Mother with her childrenEach child copes with a parent’s kidney failure in his or her own way. It may be tempting to try to keep kidney failure and dialysis a secret to “protect” your child. But the unknown is nearly always worse than the truth—and children always seem to know if something is going on. If you don’t share what’s really happening, your child may imagine something that is much scarier. Even a 2- or 3-year-old can understand simple concepts like, “my kidneys don’t work well anymore, and dialysis helps me to feel better.”

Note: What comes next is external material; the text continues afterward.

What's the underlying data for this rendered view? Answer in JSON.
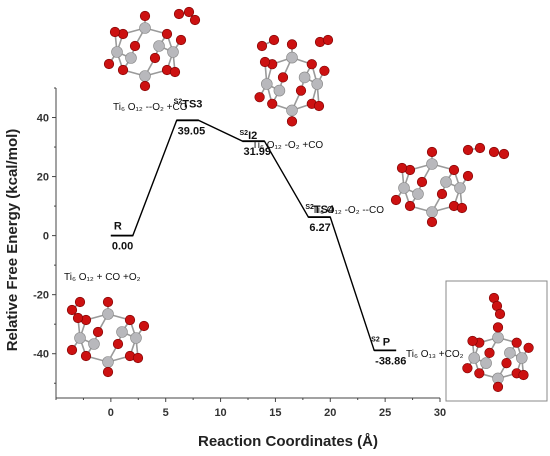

Some children may not know what questions to ask, while others may ask difficult ones to answer. Answer a child’s questions honestly, giving only as much detail as needed for his or her age and ability to understand. You know your child best. To answer his or her questions, you’ll need to arm yourself with information about kidney disease and dialysis treatment:

  • Start out with simple facts about kidney disease and how it is treated.
  • Explain that people with kidney failure have lived long, happy, and full lives and that you intend to do the same.
  • If you will be doing your treatment at home, explain that there may be times you’ll need to be alone to do your dialysis or to rest.
  • If you’re on peritoneal dialysis and have small children, you may find the cycler makes it hard to tend to a little one’s needs during the night. You can ask for a tubing extension that will allow you to reach into a child’s room, so you can be on hand for a bad dream or an illness and still get your treatment.
  • For anyone who has treatment-related equipment in the house, explain how important it is not to touch any buttons or dials on it.

Your social worker or counselor can provide you with resources to help your child come to terms with your illness. Watch for clues about how your child is dealing with your disease, and seek professional help if your child is having trouble coping with his or her fears.